We have a big problem with our mobile Macs. Last week we have got
new MacBooks and MacBookPros and with them new problems. A little
description of our network architecture. We have an Active
Directory and an Open Directory for user settings etc. The Macs
authenticate to the AD first
why and for what?
Because we use the AD for user authenication (we have much much more
Windows PCs then Macs) and on the other side the OD for usersettings
only.
and then to the OD (set to SSL and manually to "Open Directory" in
the drop down in Directory Services.app).
same ?
SSL for security reasons ;) and OpenDirectory, because other settings
gave us much more trouble.
I tried all 3 options, but nothing helped with the startup problem.
OD server is an xserve G5 with 10.4.8. Clients are 10.4.8, too.
when you say " mobile Macs " are these mobile accounts?
No, i mean MacBooks, MacBookPros, Powerbooks etc. but yes, we use
mobile accounts.
Now the problem:
,snip>
Service 70: Search connection failure: During an attempt to bind
to [x.x.x.x] LDAP Server
Directory Service 70: Search connection failure: Disable future
attempts to bind to [x.x.x.x] LDAP Server for next 120 seconds.
in_delmulti - ignoring invalid im (0x35dad8)

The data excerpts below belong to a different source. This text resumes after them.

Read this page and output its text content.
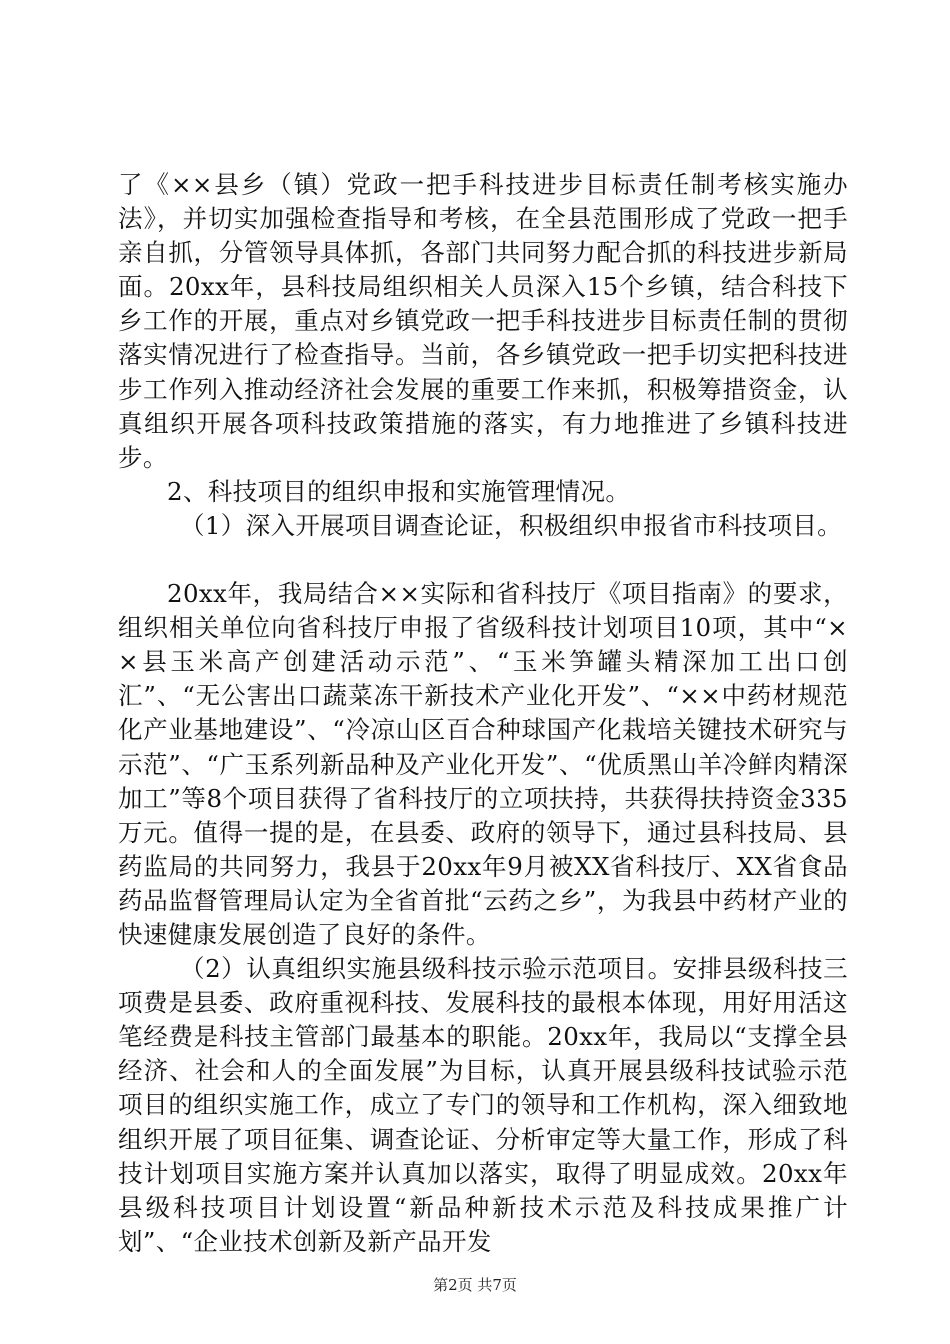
了《××县乡（镇）党政一把手科技进步目标责任制考核实施办法》，并切实加强检查指导和考核，在全县范围形成了党政一把手亲自抓，分管领导具体抓，各部门共同努力配合抓的科技进步新局面。20xx年，县科技局组织相关人员深入15个乡镇，结合科技下乡工作的开展，重点对乡镇党政一把手科技进步目标责任制的贯彻落实情况进行了检查指导。当前，各乡镇党政一把手切实把科技进步工作列入推动经济社会发展的重要工作来抓，积极筹措资金，认真组织开展各项科技政策措施的落实，有力地推进了乡镇科技进步。

2、科技项目的组织申报和实施管理情况。

（1）深入开展项目调查论证，积极组织申报省市科技项目。

20xx年，我局结合××实际和省科技厅《项目指南》的要求，组织相关单位向省科技厅申报了省级科技计划项目10项，其中“××县玉米高产创建活动示范”、“玉米笋罐头精深加工出口创汇”、“无公害出口蔬菜冻干新技术产业化开发”、“××中药材规范化产业基地建设”、“冷凉山区百合种球国产化栽培关键技术研究与示范”、“广玉系列新品种及产业化开发”、“优质黑山羊冷鲜肉精深加工”等8个项目获得了省科技厅的立项扶持，共获得扶持资金335万元。值得一提的是，在县委、政府的领导下，通过县科技局、县药监局的共同努力，我县于20xx年9月被XX省科技厅、XX省食品药品监督管理局认定为全省首批“云药之乡”，为我县中药材产业的快速健康发展创造了良好的条件。

（2）认真组织实施县级科技示验示范项目。安排县级科技三项费是县委、政府重视科技、发展科技的最根本体现，用好用活这笔经费是科技主管部门最基本的职能。20xx年，我局以“支撑全县经济、社会和人的全面发展”为目标，认真开展县级科技试验示范项目的组织实施工作，成立了专门的领导和工作机构，深入细致地组织开展了项目征集、调查论证、分析审定等大量工作，形成了科技计划项目实施方案并认真加以落实，取得了明显成效。20xx年县级科技项目计划设置“新品种新技术示范及科技成果推广计划”、“企业技术创新及新产品开发

第2页 共7页
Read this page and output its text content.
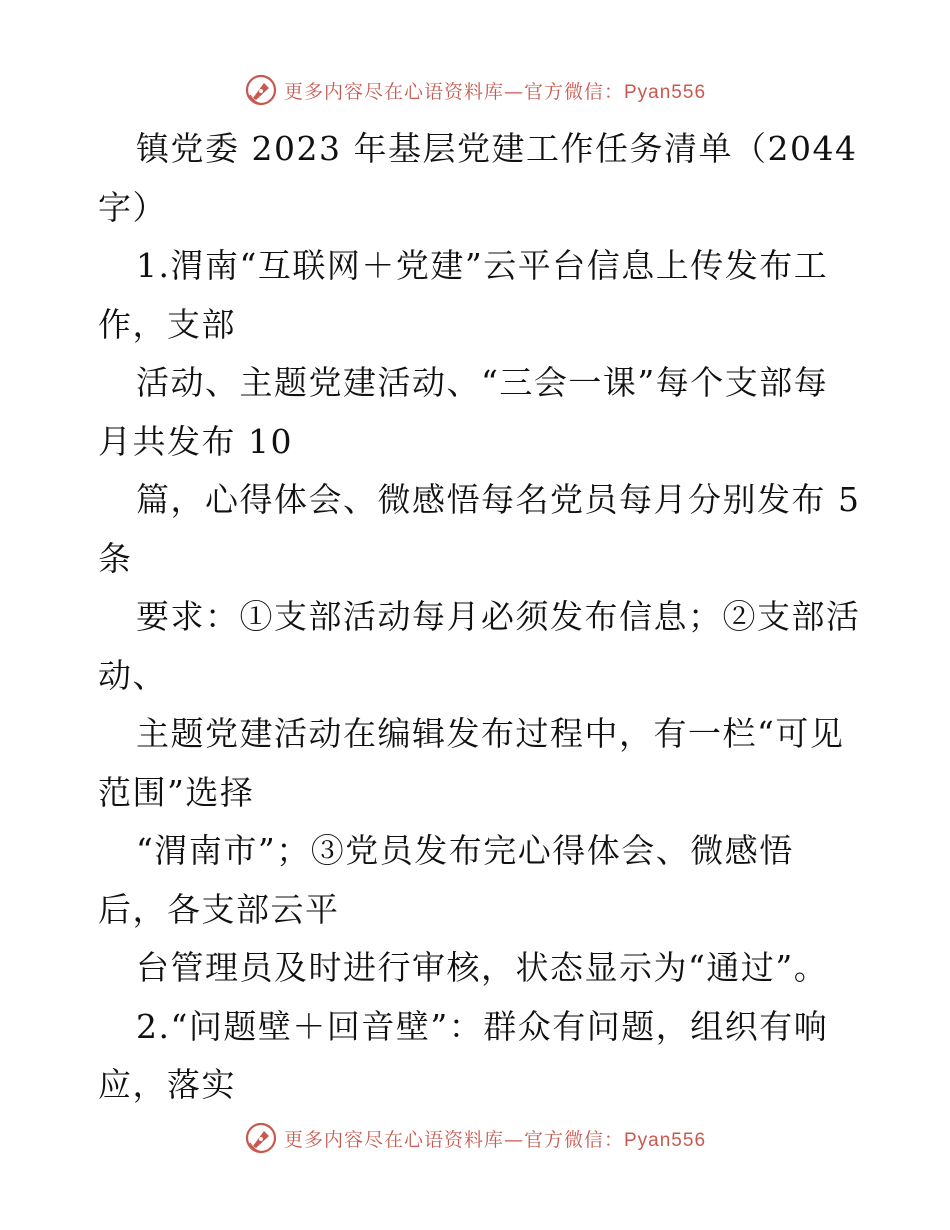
更多内容尽在心语资料库—官方微信：Pyan556
镇党委 2023 年基层党建工作任务清单（2044
字）
1.渭南“互联网＋党建”云平台信息上传发布工
作，支部
活动、主题党建活动、“三会一课”每个支部每
月共发布 10
篇，心得体会、微感悟每名党员每月分别发布 5
条
要求：①支部活动每月必须发布信息；②支部活
动、
主题党建活动在编辑发布过程中，有一栏“可见
范围”选择
“渭南市”；③党员发布完心得体会、微感悟
后，各支部云平
台管理员及时进行审核，状态显示为“通过”。
2.“问题壁＋回音壁”：群众有问题，组织有响
应，落实
更多内容尽在心语资料库—官方微信：Pyan556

This only happens when a network cable is plugged in, without
cable its starting normal.
What confuses me is, that our stationary macs never had this
problem. It just pops up, with more and more mobile Macs switching
the subnets and keep getting new IPs.
When i disable Open Directory authentication, the problem is gone,
mac starts up normal.
In the Directory Service logs i can not get any helping
information. Just all the time
2007-02-04 15:21:55 CET - Network transition occurred.
2007-02-04 15:21:55 CET - Network transition occurred.

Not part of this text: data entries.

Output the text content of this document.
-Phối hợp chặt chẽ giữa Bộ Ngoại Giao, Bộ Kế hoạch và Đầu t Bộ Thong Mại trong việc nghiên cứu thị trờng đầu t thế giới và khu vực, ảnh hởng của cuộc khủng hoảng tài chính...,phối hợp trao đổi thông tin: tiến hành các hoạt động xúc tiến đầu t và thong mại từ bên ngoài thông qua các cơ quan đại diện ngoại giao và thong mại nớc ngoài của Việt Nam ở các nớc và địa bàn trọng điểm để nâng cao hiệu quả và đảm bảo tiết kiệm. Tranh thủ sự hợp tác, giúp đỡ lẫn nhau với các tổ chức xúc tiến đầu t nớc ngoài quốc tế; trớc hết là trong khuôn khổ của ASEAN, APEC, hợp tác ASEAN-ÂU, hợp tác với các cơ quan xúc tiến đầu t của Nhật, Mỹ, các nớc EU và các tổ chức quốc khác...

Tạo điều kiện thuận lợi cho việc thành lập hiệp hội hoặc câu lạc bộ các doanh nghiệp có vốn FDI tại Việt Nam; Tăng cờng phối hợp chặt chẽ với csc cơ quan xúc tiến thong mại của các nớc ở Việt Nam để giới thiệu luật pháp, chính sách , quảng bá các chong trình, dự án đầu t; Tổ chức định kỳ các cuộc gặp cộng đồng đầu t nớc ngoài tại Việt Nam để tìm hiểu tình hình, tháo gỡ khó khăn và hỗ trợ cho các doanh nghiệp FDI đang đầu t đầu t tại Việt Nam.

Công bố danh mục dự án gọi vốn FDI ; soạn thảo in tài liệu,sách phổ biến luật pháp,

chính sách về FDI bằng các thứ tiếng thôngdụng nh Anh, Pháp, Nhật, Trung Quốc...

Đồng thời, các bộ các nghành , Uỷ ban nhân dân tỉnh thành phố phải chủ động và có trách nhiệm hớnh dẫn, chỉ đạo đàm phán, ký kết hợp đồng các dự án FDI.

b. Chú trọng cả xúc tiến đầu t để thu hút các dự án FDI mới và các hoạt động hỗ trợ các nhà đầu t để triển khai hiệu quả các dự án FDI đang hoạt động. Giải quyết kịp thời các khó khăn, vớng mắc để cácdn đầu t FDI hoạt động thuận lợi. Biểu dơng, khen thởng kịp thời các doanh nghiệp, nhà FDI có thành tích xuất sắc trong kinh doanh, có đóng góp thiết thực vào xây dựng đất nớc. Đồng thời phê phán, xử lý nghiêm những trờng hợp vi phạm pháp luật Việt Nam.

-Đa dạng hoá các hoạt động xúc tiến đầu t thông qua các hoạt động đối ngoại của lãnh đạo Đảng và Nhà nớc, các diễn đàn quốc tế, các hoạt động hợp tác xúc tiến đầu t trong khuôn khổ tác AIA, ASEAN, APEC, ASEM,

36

2007-02-04 15:21:55 CET - Network transition occurred.
can this be the problem?
Directory Service itself starts normal, without error.
Read about a simliar problem, caused by ciscos spanning tree, but
it is diabled.
I am a little bit lost here. Perhaps a DNS problem?
But where to start?
is bind to [x.x.x.x] LDAP Server listed as an Ip address or dns name?
The ip.
i would start by delete the ldap settings on the client.
turn off ssl for now.
reboot server.
Tried that already, even with a brand new machine...same problem, but
only with Macbooks etc. Stationary machines (G4/G5/MacPro) does not
have this problems.
setup new client
don't bind but accept default setting on everything and make sure
you have your OD settings correct.
-- test simple query
What do you mean exactly with "--test simple query"?
use address book to search for name.
test manual login from client to server with username that only
lives in Directory.
You thing that the user is the problem? The Mac crash at startup, not
at login. Login and search works all the time, thats no problem.